My Mother's Selflessness
I think my mother put herself on hold as she was raising us. She put us first, always; and she was second. I remember one time when I was little, we were having dinner and there was one small succulent piece of chicken left, and we both reached for it, then she gave it to me without hesitation. I knew she wanted it, but genuinely wanted me to have it more. Her desire for it vanished the moment I expressed a desire for it. I don't want to minimize her devotion or sound ungrateful. That was always something that astounded me - that very authentic selflessness. There was no guilt in that chicken moment - it was one thing she truly felt - we should have more than she ever could have. This was a consistent theme throughout our childhood and eventually it became a source of guilt - we were ungrateful if we didn't appreciate all she sacrificed, but it was impossible to properly appreciate something so intangible and grand. And in the end it wasn't good for her. She was unhappy. She is still unhappy.

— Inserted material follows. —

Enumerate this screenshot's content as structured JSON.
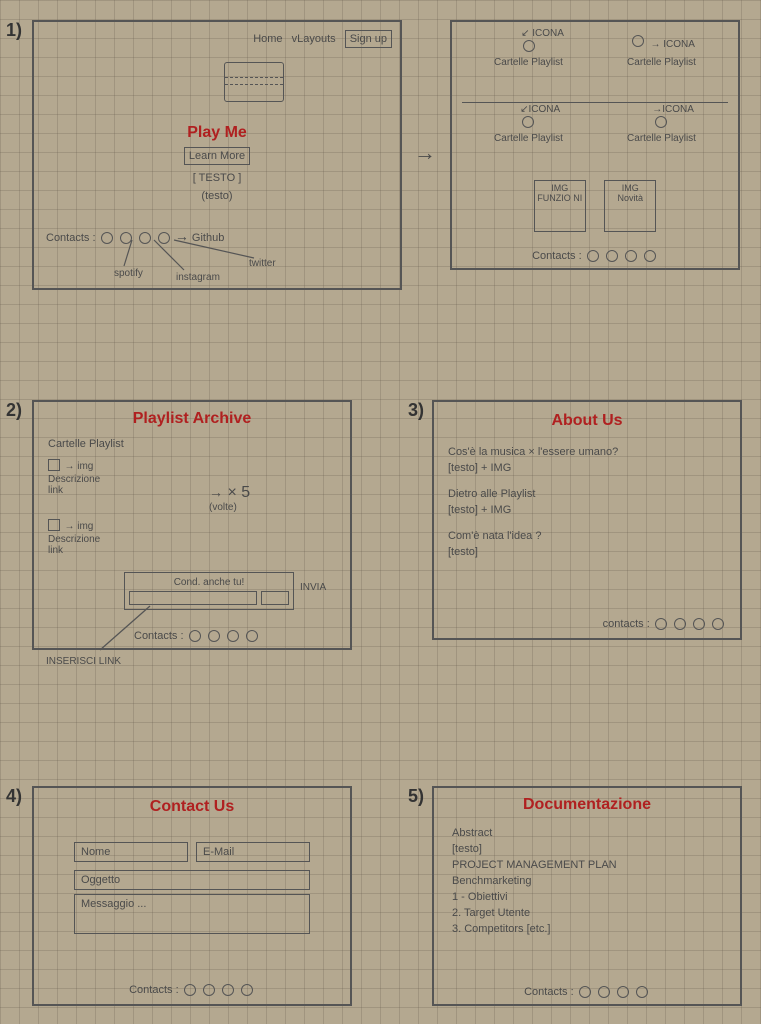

So now I'm raising my own children. Last night we made chocolate covered strawberries. The kids and I happily munched away. When there was one left, my daughter (mouth still stuffed) reached for it. My son said "Let's leave that one for Mommy." My mother's selflessness washed over me. I recognized that genuine desire to watch my child eat it, even if I wanted it. But doing that would have negated my son's kindness and encouraged my daughter's gluttony. So I thanked him and ate the last strawberry. There has to be a balance. Being a mother first does not have to mean putting yourself second.